Portugal has been the most promising place they have seen. In Poland or Turkey for example they found issues far beyond just textiles. These particular markets were more traditional in outlook and at times conflicted with the ethos of their business.
Pre-consumer textiles end up in landfills at about a 10-12% rate. The recycling rate for all textiles was 14.7% in 2018, solidifying the fact that most of that fabric won’t make its way back around to the commercial market. Oelmann and Damm “don’t design” as much as “they create,” and often seek smaller quantities than most textile and garment manufacturers are willing to produce. Quantities of 300 pieces, or 50 different pieces at a smaller quantity, are not ideal for an emerging large-scale luxury producer.
Oelmann says that
“It is difficult to develop a concept around that [model] being an independent brand,”
especially in a smaller, German market. This is where differentiation and cooperation are needed.
Portugal is an innovative market when it comes to the textile industry. In comparison, they are on the verge of becoming the most modern and digitally enhanced manufacturers in the fashion industry. Brands like Pyer Moss, Daily Paper, Foret, and Schnayderman’s have sought production in Portugal as they produce high-quality garments in ethical ways.

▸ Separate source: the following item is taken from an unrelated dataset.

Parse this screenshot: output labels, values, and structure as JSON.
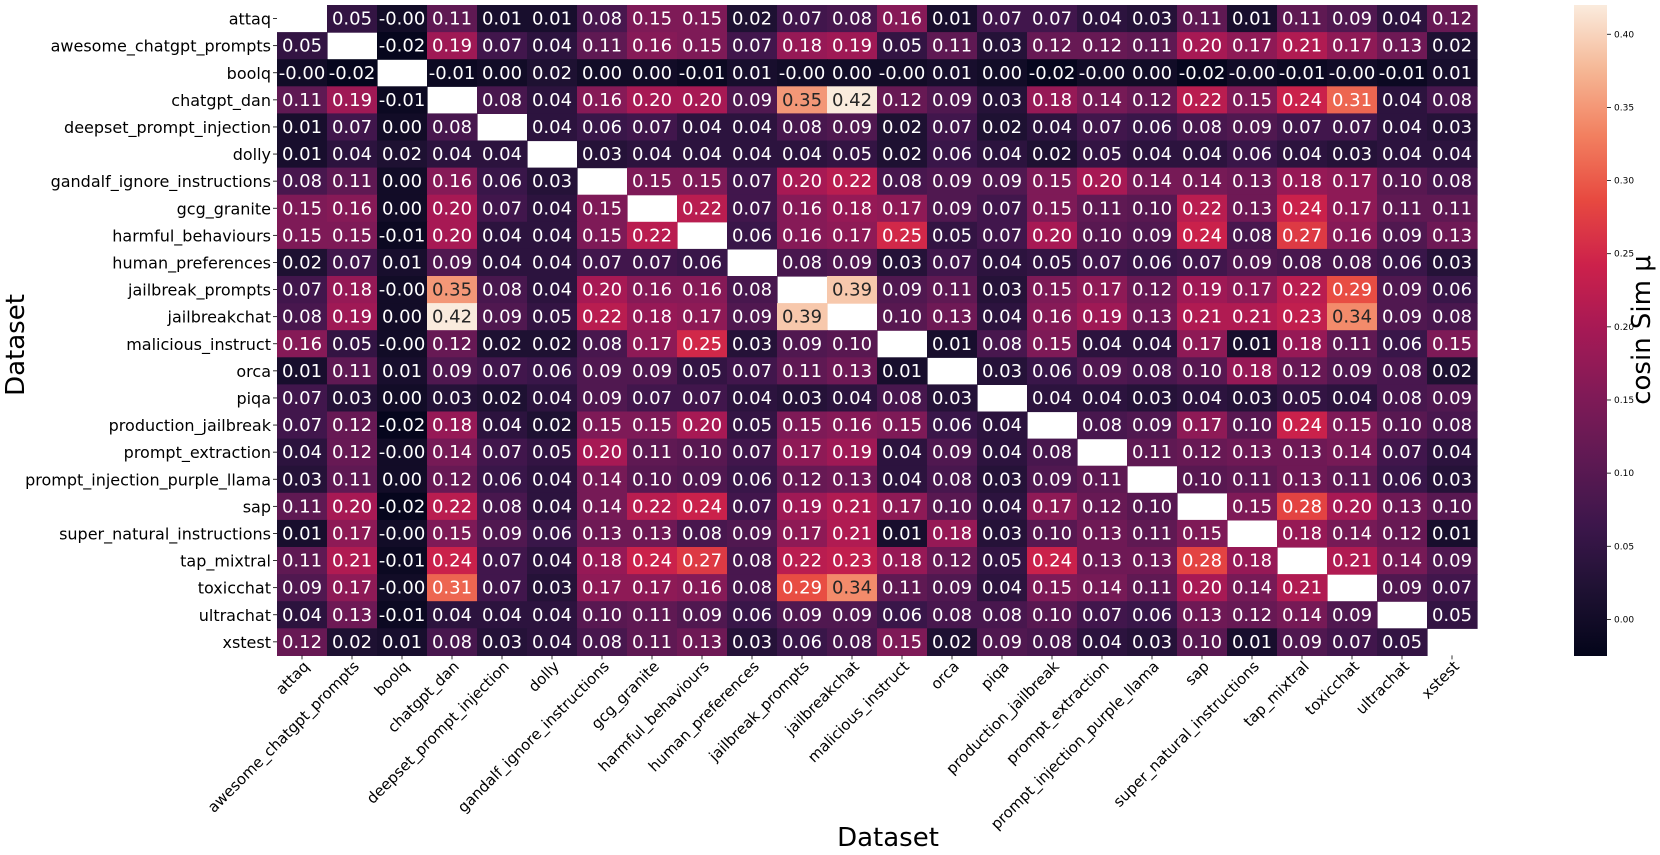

Portugal is a more ethical sector in the market for young fashion designers who attend Modtissimo in search of alternative textile producers. Other countries like Turkey often produce on a large scale, and China's labor laws are tricky when trying to budget and maintain ethics. Portugal has high standards for its textile production, as well as labor. For example, textile-producing countries find ways for brands to pay for their taxes on production and transport.
Ruanjo is a luxury garment manufacturer and producer who specializes in producing garments, mainly tees, hoodies, and athleisure pieces. Founder and owner of the factory Maria Costa says
“with more than 20 years of experience, we are ready for executing new trends, able to connect with different visions, knowing that this process made us a quality producer, a trusting team, and a place where sustainability is our first choice.”
Based in the north of Portugal, Ruanjo has been in business for 24 years. They implement a high-end photo and digital printing process on garments for high-end streetwear labels. All the luxury print processes that Ruanjo uses coincide with their manufacturing business, making anything from oversized garments, crop tees or hoodies, and they are moving toward using more sustainable fabrics. Costa affirms Ruanjo is
“ready for the new, using our old experience, based on trust, and sustainability, to produce a special final quality product.”
Founders of Berlin-based brands On Vacation and Ver Tere, Uli Hasselmann and Jonas Michalak, have also come to Modtissimo to shift their production to Portugal post the COVID-19 pandemic. The duo has previously produced in the Asia textile market and realized the significant delays for samples and products to meet the demand of their market and customer base.
Modtissimo has supported the Portuguese textile and clothing industry, bringing higher-quality fashion through sustainable processes, allowing ethics to steer their sector. As fashion evolves, luxury markets also benefit from collaborations with resources that take pride in ethics, circularity, and sustainability across the board.
Portugal and the Modtissimo alliance is conducive to the plan, especially in differentiation and capitalization, pooling from their community of textile producers to elevate their cache in the luxury fashion business.